One of the most important things that I’ve seen recently is how do we help people keep connected in a time of technology, when there’s infection prevention realities that have to be recognized. Coming out of COVID we’ve learned a lot about how devastating social isolation is for our older adults.

What strategies are there for addressing it?

I think talking about it, asking people what their community connections are, helping them prioritize things that bring them joy. We are lucky in Seattle to have a number of community resources from transportation or other programs to help connect patients to a day program, an exercise group, or a spiritual center. That side of people’s health should be something we support as a primary care provider as well as ‘what’s your blood pressure reading’, ‘how are you doing on taking your medication on time’, etc.

Since graduating, what do you think is the most important thing that you’ve learned?
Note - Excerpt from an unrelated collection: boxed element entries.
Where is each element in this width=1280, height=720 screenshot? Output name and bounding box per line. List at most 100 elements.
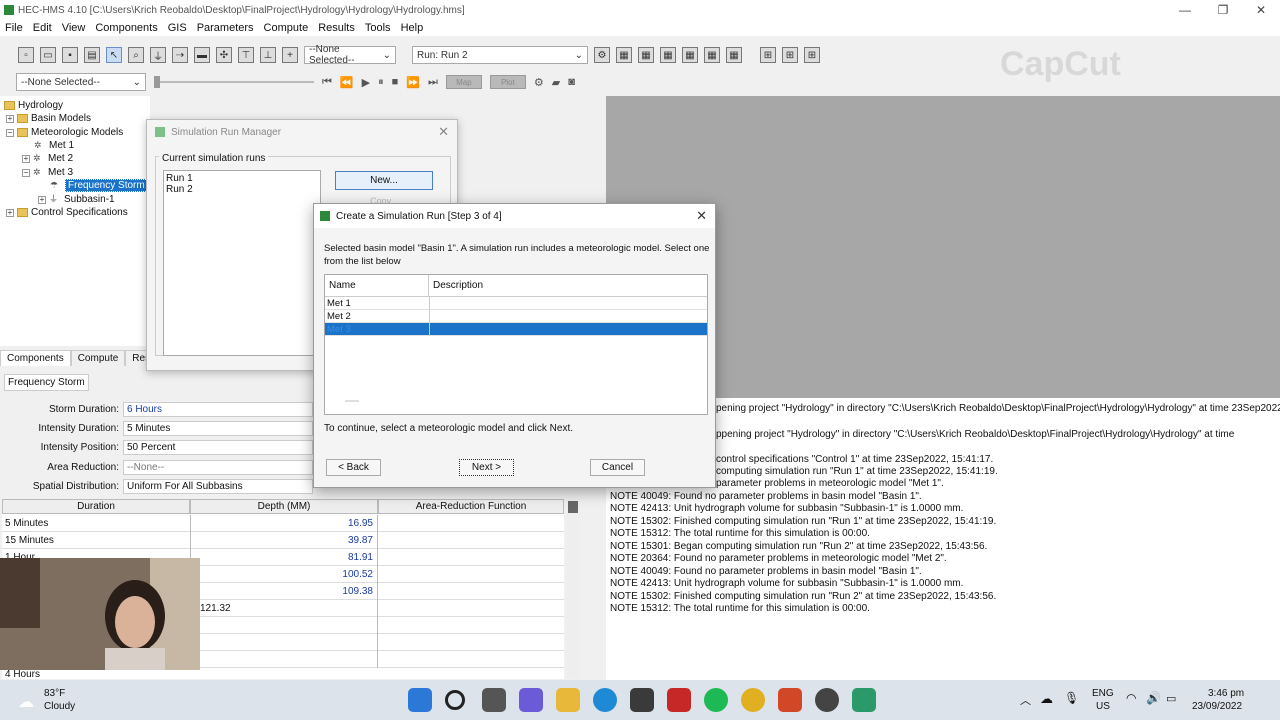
- sink-tool-icon[interactable]: ⊥: [260, 47, 276, 63]
- clock-date[interactable]: 23/09/2022: [1192, 701, 1242, 712]
- tree-item-basin-models[interactable]: + Basin Models: [6, 112, 91, 125]
- settings-gear-icon[interactable]: ⚙: [534, 76, 544, 89]
- restore-button[interactable]: ❐: [1204, 0, 1242, 20]
- subbasin-tool-icon[interactable]: ⏚: [150, 47, 166, 63]
- chrome-icon[interactable]: [741, 688, 765, 712]
- spatial-distribution-field[interactable]: Uniform For All Subbasins: [123, 479, 313, 494]
- print-icon[interactable]: ▤: [84, 47, 100, 63]
- capcut-app-icon[interactable]: [815, 688, 839, 712]
- file-explorer-icon[interactable]: [556, 688, 580, 712]
- expand-icon[interactable]: +: [6, 208, 14, 217]
- plot-button[interactable]: Plot: [489, 75, 526, 89]
- windows-start-icon[interactable]: [408, 688, 432, 712]
- clock-time[interactable]: 3:46 pm: [1208, 688, 1244, 699]
- table-scrollbar[interactable]: [566, 499, 580, 679]
- menu-tools[interactable]: Tools: [360, 22, 396, 34]
- microphone-icon[interactable]: 🎙: [1064, 691, 1079, 705]
- mcafee-icon[interactable]: [667, 688, 691, 712]
- menu-parameters[interactable]: Parameters: [192, 22, 259, 34]
- menu-edit[interactable]: Edit: [28, 22, 57, 34]
- cancel-button[interactable]: Cancel: [590, 459, 645, 476]
- junction-tool-icon[interactable]: ✣: [216, 47, 232, 63]
- save-icon[interactable]: ▪: [62, 47, 78, 63]
- minimize-button[interactable]: —: [1166, 0, 1204, 20]
- expand-icon[interactable]: +: [22, 154, 30, 163]
- table-row[interactable]: Met 1: [325, 297, 707, 310]
- map-layers-icon[interactable]: ⊞: [782, 47, 798, 63]
- expand-icon[interactable]: +: [38, 195, 46, 204]
- add-element-icon[interactable]: +: [282, 47, 298, 63]
- battery-icon[interactable]: ▭: [1166, 692, 1176, 705]
- results-summary-icon[interactable]: ▦: [616, 47, 632, 63]
- camera-icon[interactable]: ◙: [568, 76, 575, 88]
- table-row-selected[interactable]: Met 3: [325, 323, 707, 336]
- run-selector[interactable]: Run: Run 2 ⌄: [412, 46, 588, 64]
- time-slider[interactable]: [154, 76, 314, 88]
- compute-icon[interactable]: ⚙: [594, 47, 610, 63]
- fast-forward-icon[interactable]: ⏭: [428, 76, 438, 89]
- results-element-icon[interactable]: ▦: [726, 47, 742, 63]
- stop-icon[interactable]: ■: [392, 76, 399, 88]
- region-indicator[interactable]: US: [1096, 701, 1110, 712]
- tree-item-control-specs[interactable]: + Control Specifications: [6, 206, 128, 219]
- list-item[interactable]: Run 1: [164, 171, 320, 184]
- close-icon[interactable]: ✕: [696, 208, 707, 224]
- menu-results[interactable]: Results: [313, 22, 360, 34]
- collapse-icon[interactable]: −: [6, 128, 14, 137]
- map-grid-icon[interactable]: ⊞: [760, 47, 776, 63]
- table-row[interactable]: 5 Minutes 16.95: [2, 515, 564, 532]
- volume-icon[interactable]: 🔊: [1146, 691, 1161, 705]
- element-selector[interactable]: --None Selected-- ⌄: [304, 44, 396, 66]
- new-run-button[interactable]: New...: [335, 171, 433, 190]
- menu-components[interactable]: Components: [90, 22, 162, 34]
- results-graph-icon[interactable]: ▦: [638, 47, 654, 63]
- play-icon[interactable]: ▶: [362, 76, 370, 89]
- weather-temp[interactable]: 83°F: [44, 688, 65, 699]
- storm-duration-field[interactable]: 6 Hours: [123, 402, 313, 417]
- weather-desc[interactable]: Cloudy: [44, 701, 75, 712]
- tree-item-subbasin1[interactable]: + ⏚ Subbasin-1: [38, 193, 115, 206]
- hec-hms-app-icon[interactable]: [852, 688, 876, 712]
- spotify-icon[interactable]: [704, 688, 728, 712]
- microsoft-store-icon[interactable]: [630, 688, 654, 712]
- step-forward-icon[interactable]: ⏩: [406, 76, 420, 89]
- language-indicator[interactable]: ENG: [1092, 688, 1114, 699]
- menu-help[interactable]: Help: [396, 22, 429, 34]
- reservoir-tool-icon[interactable]: ▬: [194, 47, 210, 63]
- map-button[interactable]: Map: [445, 75, 482, 89]
- tab-frequency-storm[interactable]: Frequency Storm: [4, 374, 89, 391]
- tree-item-hydrology[interactable]: Hydrology: [4, 99, 63, 112]
- menu-view[interactable]: View: [57, 22, 91, 34]
- close-button[interactable]: ✕: [1242, 0, 1280, 20]
- menu-compute[interactable]: Compute: [259, 22, 314, 34]
- secondary-selector[interactable]: --None Selected-- ⌄: [16, 73, 146, 91]
- tab-compute[interactable]: Compute: [70, 350, 126, 366]
- tree-item-met3[interactable]: − ✲ Met 3: [22, 166, 73, 179]
- arrow-tool-icon[interactable]: ↖: [106, 47, 122, 63]
- intensity-position-field[interactable]: 50 Percent: [123, 440, 313, 455]
- search-icon[interactable]: [445, 690, 465, 710]
- task-view-icon[interactable]: [482, 688, 506, 712]
- tab-components[interactable]: Components: [0, 350, 71, 366]
- back-button[interactable]: < Back: [326, 459, 381, 476]
- diversion-tool-icon[interactable]: ⊤: [238, 47, 254, 63]
- results-table-icon[interactable]: ▦: [660, 47, 676, 63]
- step-back-icon[interactable]: ⏪: [340, 76, 354, 89]
- powerpoint-icon[interactable]: [778, 688, 802, 712]
- teams-chat-icon[interactable]: [519, 688, 543, 712]
- next-button[interactable]: Next >: [459, 459, 514, 476]
- open-folder-icon[interactable]: ▭: [40, 47, 56, 63]
- rewind-icon[interactable]: ⏮: [322, 76, 332, 89]
- expand-icon[interactable]: +: [6, 114, 14, 123]
- tree-item-met1[interactable]: ✲ Met 1: [34, 139, 74, 152]
- collapse-icon[interactable]: −: [22, 168, 30, 177]
- table-row[interactable]: Met 2: [325, 310, 707, 323]
- list-item[interactable]: Run 2: [164, 184, 320, 195]
- tree-item-met-models[interactable]: − Meteorologic Models: [6, 126, 123, 139]
- area-reduction-field[interactable]: --None--: [123, 460, 313, 475]
- reach-tool-icon[interactable]: ⇢: [172, 47, 188, 63]
- tree-item-frequency-storm[interactable]: ☂ Frequency Storm: [50, 179, 148, 192]
- zoom-tool-icon[interactable]: ⌕: [128, 47, 144, 63]
- tree-item-met2[interactable]: + ✲ Met 2: [22, 152, 73, 165]
- pause-icon[interactable]: ⏸: [378, 76, 384, 89]
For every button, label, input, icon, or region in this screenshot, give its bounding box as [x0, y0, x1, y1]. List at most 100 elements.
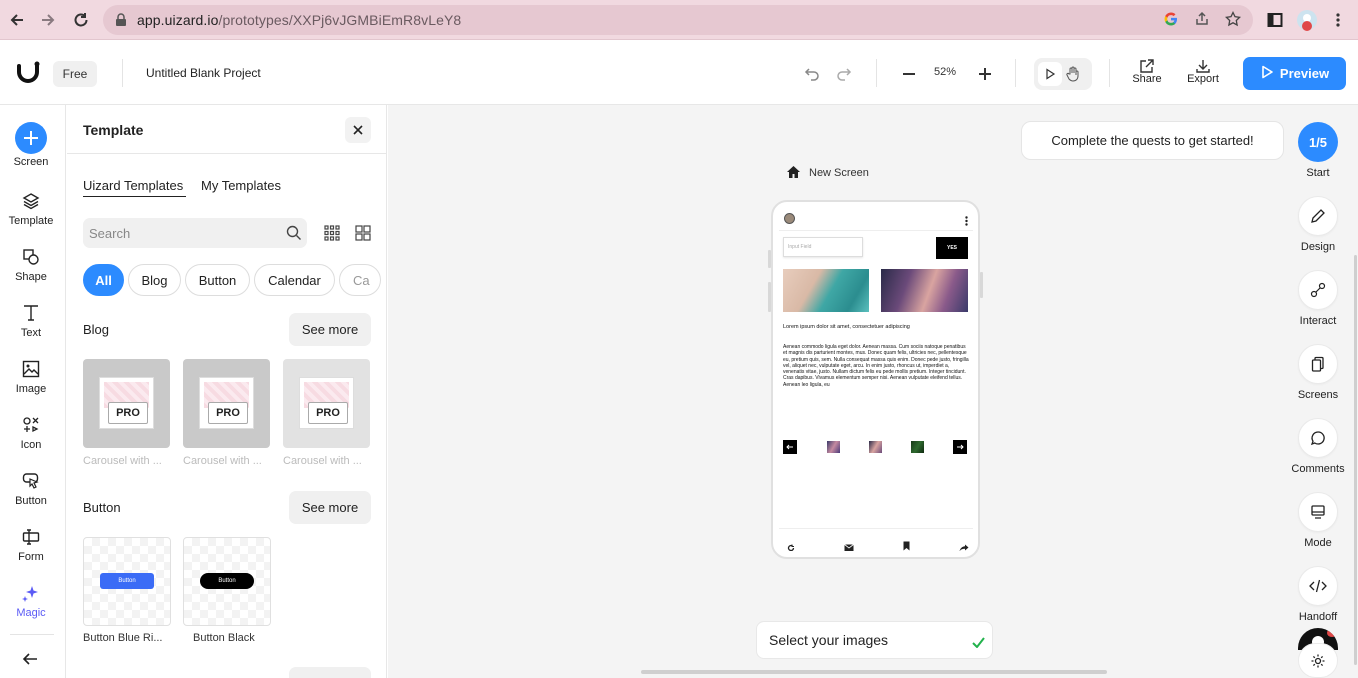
tool-label: Magic [16, 607, 46, 619]
button-template-card[interactable]: Button [83, 537, 171, 626]
zoom-out-icon[interactable] [898, 63, 920, 85]
undo-icon[interactable] [801, 63, 823, 85]
forward-arrow-icon[interactable] [36, 8, 60, 32]
phone-side-button [980, 272, 983, 298]
carousel-thumb [827, 441, 840, 453]
see-more-button-button[interactable]: See more [289, 491, 371, 524]
vertical-scrollbar[interactable] [1354, 255, 1357, 665]
play-cursor-icon[interactable] [1038, 62, 1062, 86]
panel-title: Template [83, 122, 144, 138]
yes-button: YES [936, 237, 968, 259]
tool-label: Template [8, 215, 54, 227]
sidebar-toggle-icon[interactable] [1263, 8, 1287, 32]
tool-screens[interactable]: Screens [1288, 344, 1348, 401]
large-grid-view-icon[interactable] [355, 225, 371, 246]
hand-tool-icon[interactable] [1066, 66, 1080, 87]
quest-banner[interactable]: Complete the quests to get started! [1021, 121, 1284, 160]
collapse-arrow-icon[interactable] [21, 652, 39, 671]
url-domain: app.uizard.io [137, 12, 219, 28]
back-arrow-icon[interactable] [5, 8, 29, 32]
preview-button[interactable]: Preview [1243, 57, 1346, 90]
chip-blog[interactable]: Blog [128, 264, 181, 296]
design-canvas[interactable]: Complete the quests to get started! New … [388, 105, 1358, 678]
export-button[interactable]: Export [1182, 73, 1224, 85]
image-icon [0, 357, 62, 381]
template-search-input[interactable]: Search [83, 218, 307, 248]
share-page-icon[interactable] [1194, 11, 1210, 32]
chip-all[interactable]: All [83, 264, 124, 296]
section-heading-blog: Blog [83, 322, 110, 337]
mail-icon [844, 539, 854, 551]
carousel-prev-icon [783, 440, 797, 454]
panel-divider [67, 153, 387, 154]
blog-template-card[interactable]: PRO [183, 359, 270, 448]
tool-label: Comments [1291, 463, 1345, 475]
tool-design[interactable]: Design [1288, 196, 1348, 253]
button-preview: Button [100, 573, 154, 589]
search-icon[interactable] [286, 225, 302, 246]
profile-avatar-icon[interactable] [1295, 8, 1319, 32]
screen-name[interactable]: New Screen [809, 167, 869, 179]
tab-uizard-templates[interactable]: Uizard Templates [83, 178, 183, 193]
comment-icon [1298, 418, 1338, 458]
section-heading-button: Button [83, 500, 121, 515]
tool-comments[interactable]: Comments [1288, 418, 1348, 475]
tool-magic[interactable]: Magic [0, 581, 62, 619]
tool-mode[interactable]: Mode [1288, 492, 1348, 549]
tool-form[interactable]: Form [0, 525, 62, 563]
tool-button[interactable]: Button [0, 469, 62, 507]
close-icon[interactable] [345, 117, 371, 143]
card-caption: Carousel with ... [283, 455, 362, 467]
template-panel: Template Uizard Templates My Templates S… [67, 105, 387, 678]
settings-gear-icon[interactable] [1298, 643, 1338, 678]
card-caption: Carousel with ... [83, 455, 162, 467]
tool-template[interactable]: Template [0, 189, 62, 227]
reload-icon[interactable] [69, 8, 93, 32]
start-quests-button[interactable]: 1/5 Start [1288, 122, 1348, 179]
card-thumbnail: PRO [199, 377, 254, 429]
small-grid-view-icon[interactable] [324, 225, 340, 246]
project-title[interactable]: Untitled Blank Project [146, 66, 261, 80]
browser-menu-icon[interactable] [1326, 8, 1350, 32]
chip-calendar[interactable]: Calendar [254, 264, 335, 296]
tool-handoff[interactable]: Handoff [1288, 566, 1348, 623]
phone-frame[interactable]: Input Field YES Lorem ipsum dolor sit am… [771, 200, 980, 559]
tool-text[interactable]: Text [0, 301, 62, 339]
play-icon [1260, 65, 1274, 82]
layers-icon [0, 189, 62, 213]
tab-my-templates[interactable]: My Templates [201, 178, 281, 193]
forward-share-icon [959, 539, 969, 551]
chip-button[interactable]: Button [185, 264, 250, 296]
horizontal-scrollbar[interactable] [641, 670, 1107, 674]
select-images-toast[interactable]: Select your images [756, 621, 993, 659]
google-icon[interactable] [1163, 11, 1179, 32]
link-nodes-icon [1298, 270, 1338, 310]
share-button[interactable]: Share [1126, 73, 1168, 85]
tool-image[interactable]: Image [0, 357, 62, 395]
tool-screen[interactable]: Screen [0, 122, 62, 168]
text-icon [0, 301, 62, 325]
tool-interact[interactable]: Interact [1288, 270, 1348, 327]
tool-shape[interactable]: Shape [0, 245, 62, 283]
button-template-card[interactable]: Button [183, 537, 271, 626]
tool-icon[interactable]: Icon [0, 413, 62, 451]
lock-icon [115, 13, 127, 32]
phone-side-button [768, 282, 771, 312]
redo-icon[interactable] [833, 63, 855, 85]
bookmark-star-icon[interactable] [1224, 10, 1242, 32]
zoom-level[interactable]: 52% [934, 66, 956, 78]
tool-label: Screens [1297, 389, 1339, 401]
uizard-logo-icon[interactable] [16, 61, 42, 90]
see-more-blog-button[interactable]: See more [289, 313, 371, 346]
tool-label: Text [20, 327, 42, 339]
address-bar[interactable]: app.uizard.io/prototypes/XXPj6vJGMBiEmR8… [103, 5, 1253, 35]
blog-template-card[interactable]: PRO [83, 359, 170, 448]
carousel-thumb [911, 441, 924, 453]
blog-template-card[interactable]: PRO [283, 359, 370, 448]
pro-badge: PRO [208, 402, 248, 424]
canyon-image [881, 269, 968, 312]
zoom-in-icon[interactable] [974, 63, 996, 85]
tool-label: Shape [15, 271, 47, 283]
chip-partial[interactable]: Ca [339, 264, 381, 296]
card-caption: Carousel with ... [183, 455, 262, 467]
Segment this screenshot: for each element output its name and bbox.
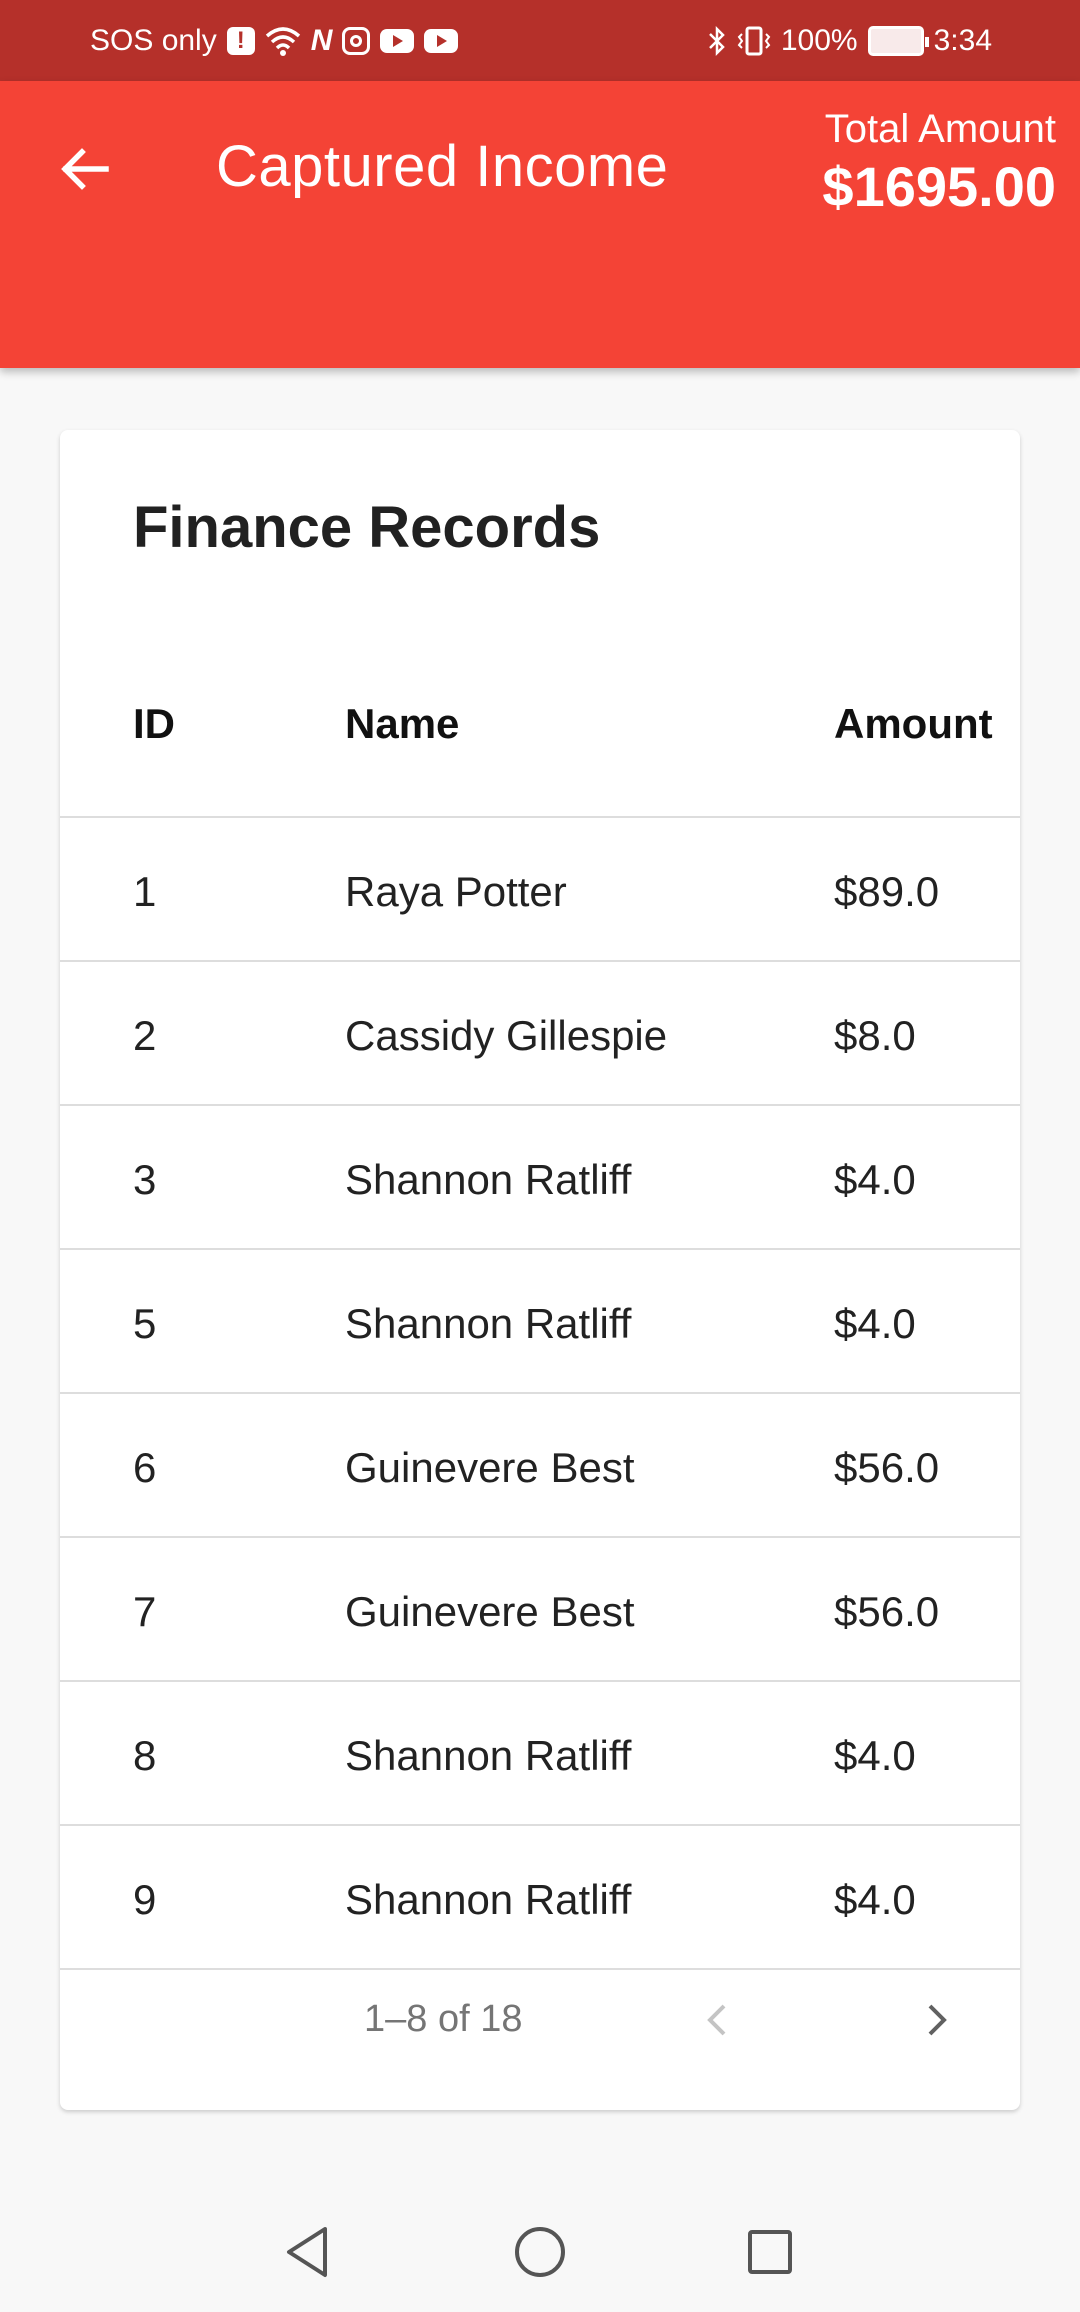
battery-percent: 100% (780, 23, 858, 57)
card-title: Finance Records (133, 495, 601, 560)
table-row[interactable]: 8 Shannon Ratliff $4.0 (60, 1682, 1020, 1826)
cell-amount: $56.0 (834, 1444, 940, 1491)
table-row[interactable]: 2 Cassidy Gillespie $8.0 (60, 962, 1020, 1106)
nav-back-button[interactable] (276, 2220, 340, 2284)
cell-id: 2 (133, 1012, 157, 1059)
battery-charging-icon (867, 25, 929, 56)
table-pagination: 1–8 of 18 (60, 1940, 1020, 2110)
cell-id: 1 (133, 868, 157, 915)
cell-id: 6 (133, 1444, 157, 1491)
table-row[interactable]: 3 Shannon Ratliff $4.0 (60, 1106, 1020, 1250)
column-header-id: ID (133, 700, 175, 747)
cell-name: Shannon Ratliff (345, 1732, 632, 1779)
cell-id: 5 (133, 1300, 157, 1347)
finance-table: ID Name Amount 1 Raya Potter $89.0 2 Cas… (60, 630, 1020, 1970)
back-button[interactable] (52, 137, 116, 201)
cell-amount: $8.0 (834, 1012, 916, 1059)
cell-id: 3 (133, 1156, 157, 1203)
cell-name: Shannon Ratliff (345, 1300, 632, 1347)
cell-name: Shannon Ratliff (345, 1876, 632, 1923)
column-header-amount: Amount (834, 700, 993, 747)
table-row[interactable]: 6 Guinevere Best $56.0 (60, 1394, 1020, 1538)
nav-home-button[interactable] (508, 2220, 572, 2284)
cell-name: Guinevere Best (345, 1588, 635, 1635)
cell-id: 9 (133, 1876, 157, 1923)
arrow-back-icon (61, 148, 109, 190)
cell-amount: $89.0 (834, 868, 940, 915)
previous-page-button[interactable] (686, 1988, 750, 2052)
cell-amount: $4.0 (834, 1732, 916, 1779)
cell-id: 8 (133, 1732, 157, 1779)
total-amount-value: $1695.00 (822, 155, 1056, 218)
bluetooth-icon (707, 25, 727, 57)
cell-name: Shannon Ratliff (345, 1156, 632, 1203)
alert-icon: ! (226, 26, 255, 55)
status-bar: SOS only ! N 100% 3:34 (0, 0, 1080, 81)
cell-amount: $4.0 (834, 1156, 916, 1203)
circle-home-icon (515, 2227, 565, 2277)
finance-records-card: Finance Records ID Name Amount 1 Raya Po… (60, 430, 1020, 2110)
youtube-icon (380, 28, 415, 53)
total-amount-label: Total Amount (824, 107, 1056, 151)
page-title: Captured Income (216, 134, 669, 199)
carrier-text: SOS only (90, 23, 217, 57)
nav-recents-button[interactable] (738, 2220, 802, 2284)
system-navigation-bar (0, 2190, 1080, 2312)
cell-name: Guinevere Best (345, 1444, 635, 1491)
instagram-icon (342, 26, 371, 55)
total-amount-block: Total Amount $1695.00 (822, 107, 1056, 219)
chevron-left-icon (707, 2004, 726, 2036)
square-recents-icon (748, 2230, 792, 2274)
vibrate-icon (737, 25, 771, 57)
cell-id: 7 (133, 1588, 157, 1635)
app-bar: Captured Income Total Amount $1695.00 (0, 81, 1080, 368)
n-app-icon: N (310, 23, 333, 57)
youtube-icon (424, 28, 459, 53)
cell-name: Cassidy Gillespie (345, 1012, 668, 1059)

The biggest thing I’ve learned is to trust the team and to listen to what people are telling you, whether that’s the patient, as the center of the team, but also their family or their caregivers. If they’re saying that something has changed, how do you take that data and work with it? Also, to build a strong interdisciplinary team, because you can’t do it all yourself.

What’s the most surprising thing that you’ve learned?

When I started in primary care, I was most surprised by how much mental health we manage. Primary care really is the gateway for people to access mental health care, whether that’s medications or just support as far as having a horrible six months, and of course connections to counseling and psychiatry. I’d say of the patients I see in a day, 50% of them are explicitly for mental health, either coming in for anxiety or depression or for physical symptoms that are related to it. Everything from sleep problems to headaches or chronic pain can be mental health affecting physical health. Primary care manages medication for conditions from anxiety and depression to schizophrenia, bipolar, or dementia-related behavior changes. We’re often the first call when somebody can’t connect. We’re that first line to try to get someone stabilized and then bring in more resources. And the degree it’s needed continues to surprise me.

Is there anything else you want to share?

I love working with older adults and their care teams, whether that’s family, assisted living, or whoever is involved. There are so many unique opportunities to help people maximize their health throughout their years.